With the philosophy of "Selling kindness and inspiration to earn smiles and gratitude, and making it a source of sustenance for everyone," and embodying the slogan, "Focusing on '1' and walking the royal road of commerce, we will become happy together with our customers," we have created one unique product after another that makes the world a more convenient place.
A major strength of our company is our ability to directly communicate the appeal of our products to consumers by handling everything from planning and development to sales ourselves. This allows us to directly convey the developers' intentions and the product's appeal to consumers, and establish a system that enables us to quickly feed back primary market information into product development.
Issues before introducing generative AI
Since going public, we have seen a surge in non-sales-related tasks, such as audit compliance, strengthening governance, and establishing J-SOX compliance and double-check systems. As a result, internal resources have not been adequately allocated to product development and sales activities, making it difficult to conduct business with speed.

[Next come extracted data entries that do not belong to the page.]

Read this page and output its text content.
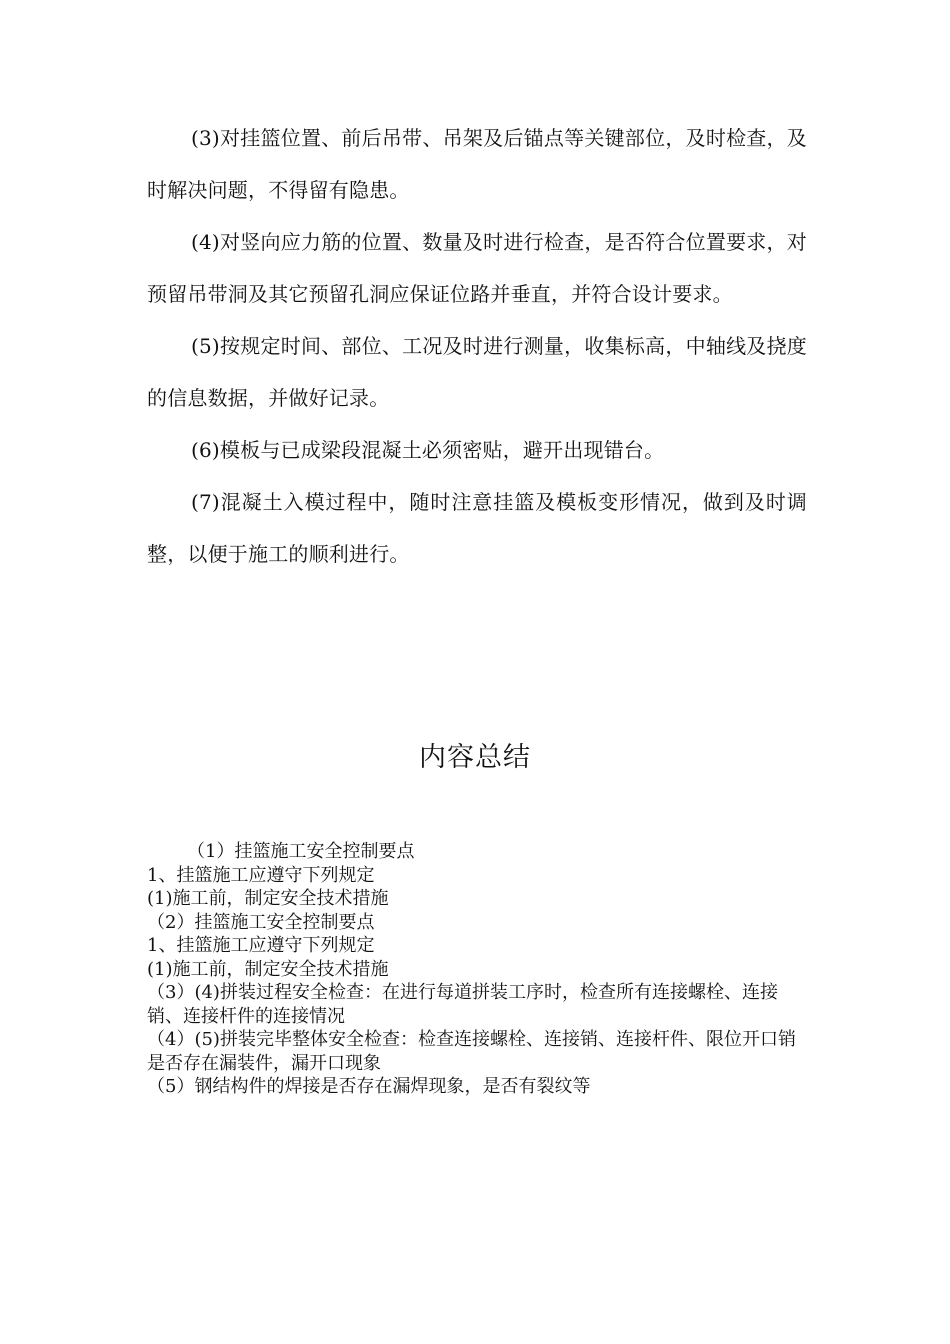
(3)对挂篮位置、前后吊带、吊架及后锚点等关键部位，及时检查，及时解决问题，不得留有隐患。

(4)对竖向应力筋的位置、数量及时进行检查，是否符合位置要求，对预留吊带洞及其它预留孔洞应保证位路并垂直，并符合设计要求。

(5)按规定时间、部位、工况及时进行测量，收集标高，中轴线及挠度的信息数据，并做好记录。

(6)模板与已成梁段混凝土必须密贴，避开出现错台。

(7)混凝土入模过程中，随时注意挂篮及模板变形情况，做到及时调整，以便于施工的顺利进行。

内容总结
（1）挂篮施工安全控制要点
1、挂篮施工应遵守下列规定
(1)施工前，制定安全技术措施
（2）挂篮施工安全控制要点
1、挂篮施工应遵守下列规定
(1)施工前，制定安全技术措施
（3）(4)拼装过程安全检查：在进行每道拼装工序时，检查所有连接螺栓、连接销、连接杆件的连接情况
（4）(5)拼装完毕整体安全检查：检查连接螺栓、连接销、连接杆件、限位开口销是否存在漏装件，漏开口现象
（5）钢结构件的焊接是否存在漏焊现象，是否有裂纹等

Furthermore, the organization's growth and increased employee turnover have revealed a problem: the know-how and demonstration sales culture, which had been accumulated on an individual basis, are not easily passed on to new employees. This creates a vicious cycle where it takes time to translate this knowledge into manuals and documents, delaying the integration of new employees into productive workforce members.
Thus, the company continued to face a situation where it could not allocate sufficient resources to what it should have prioritized: "creating marketable products" and "passing on on-the-ground expertise," potentially impacting its competitiveness.
Benefits of using generative AI
To address these challenges, we have fully implemented generative AI. The first significant improvement is the speed from product development to sales preparation. This process, which previously took more than six months, has been drastically shortened.
We trained AI with the know-how and sales pitches accumulated within the company to automatically generate scripts for demonstrations. This allowed us to reallocate human resources to other tasks and significantly reduced the effort required to create materials.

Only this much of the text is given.